Wednesday , December 2 2020

The new influenza drug in Japan, which heals within 24 hours – News Now



(NEWS) .-Japanese doctors are already working on a drug that can kill the flu virus in one day, He said Friday the Japanese Ministry of Health.

According to the manufacturer, Shionogi & Co., Ltd., tablets I promise to kill flu for 24 hours and were approved Friday.

The test showed that Xofluza was likely to kill influenza viruses than any other treatment is available, including Tamiflu Roche AG, one of the best on the market.

The Food and Drug Administration (FDA for its abbreviation in English) has been approved medicine Xofluza manufacturer, in October last year.

The Wall Street Journal said, quick approval would mean that Shionogi & Co. may start selling Xofluza.

Only a few new products, including TamifluThey are there to treat people once they are infected.

Existing drugs allow the virus occupies cells and, instead, to work to prevent the virus from shoots and infect other cells. Xofluza works to prevent the flu virus to take over cells, CEO of Shionogi, said Isao Teshirogi.

Xofluza, which works differently than existing drugs against influenza, This requires a single dose.
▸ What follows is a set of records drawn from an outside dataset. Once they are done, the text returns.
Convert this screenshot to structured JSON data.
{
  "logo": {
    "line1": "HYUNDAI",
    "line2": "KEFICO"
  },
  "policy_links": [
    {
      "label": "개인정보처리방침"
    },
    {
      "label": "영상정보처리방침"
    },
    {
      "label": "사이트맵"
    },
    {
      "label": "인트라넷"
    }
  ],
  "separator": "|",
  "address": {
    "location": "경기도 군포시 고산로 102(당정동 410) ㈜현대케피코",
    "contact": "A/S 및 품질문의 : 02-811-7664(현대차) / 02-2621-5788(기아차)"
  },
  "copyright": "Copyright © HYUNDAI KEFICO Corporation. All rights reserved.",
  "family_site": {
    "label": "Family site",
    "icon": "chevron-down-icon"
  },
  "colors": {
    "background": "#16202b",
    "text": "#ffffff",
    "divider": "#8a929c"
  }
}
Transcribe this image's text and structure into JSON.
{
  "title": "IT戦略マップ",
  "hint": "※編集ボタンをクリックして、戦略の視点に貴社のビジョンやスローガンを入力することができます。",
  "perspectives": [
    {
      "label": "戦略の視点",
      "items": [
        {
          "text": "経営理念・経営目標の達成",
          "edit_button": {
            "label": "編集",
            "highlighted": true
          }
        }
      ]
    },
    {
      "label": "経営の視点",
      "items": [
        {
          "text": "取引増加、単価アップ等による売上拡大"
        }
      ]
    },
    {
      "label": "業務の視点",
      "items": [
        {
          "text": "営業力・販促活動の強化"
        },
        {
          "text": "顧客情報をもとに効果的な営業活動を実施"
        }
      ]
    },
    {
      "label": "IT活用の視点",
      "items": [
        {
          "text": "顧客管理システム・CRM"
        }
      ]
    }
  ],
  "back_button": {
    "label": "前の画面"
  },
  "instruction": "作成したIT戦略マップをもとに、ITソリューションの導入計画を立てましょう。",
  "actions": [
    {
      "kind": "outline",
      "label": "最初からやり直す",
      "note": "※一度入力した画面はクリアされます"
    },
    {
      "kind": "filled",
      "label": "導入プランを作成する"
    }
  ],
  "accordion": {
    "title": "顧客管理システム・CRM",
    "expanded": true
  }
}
Study in a patient with influenza in Japan and the United States, showed that Xofluza average time it took to remove the virus was 24 hours. Tamiflu took three times as much to achieve the same test result.

but the tablet may not be available in Japan until May because the national insurance company still set the price, said a company spokesman.

Of Shionogi, based in Osaka, plans to receive approval from the United States. UU. this year. Roche of Switzerland has purchased a license to sell Xofluza abroad, even in the United States. UU.

In addition, Johnson & Johnson and AstraZeneca PLC Some of the other companies testing new compounds for the treatment of influenza A, the most common strain of influenza.

But it may be several years before the results from the & # 39 are commercially available.

Shionogi said it is also working against drug strains of influenza B, and experts believe that this could be a breakthrough in the way the disease is treated.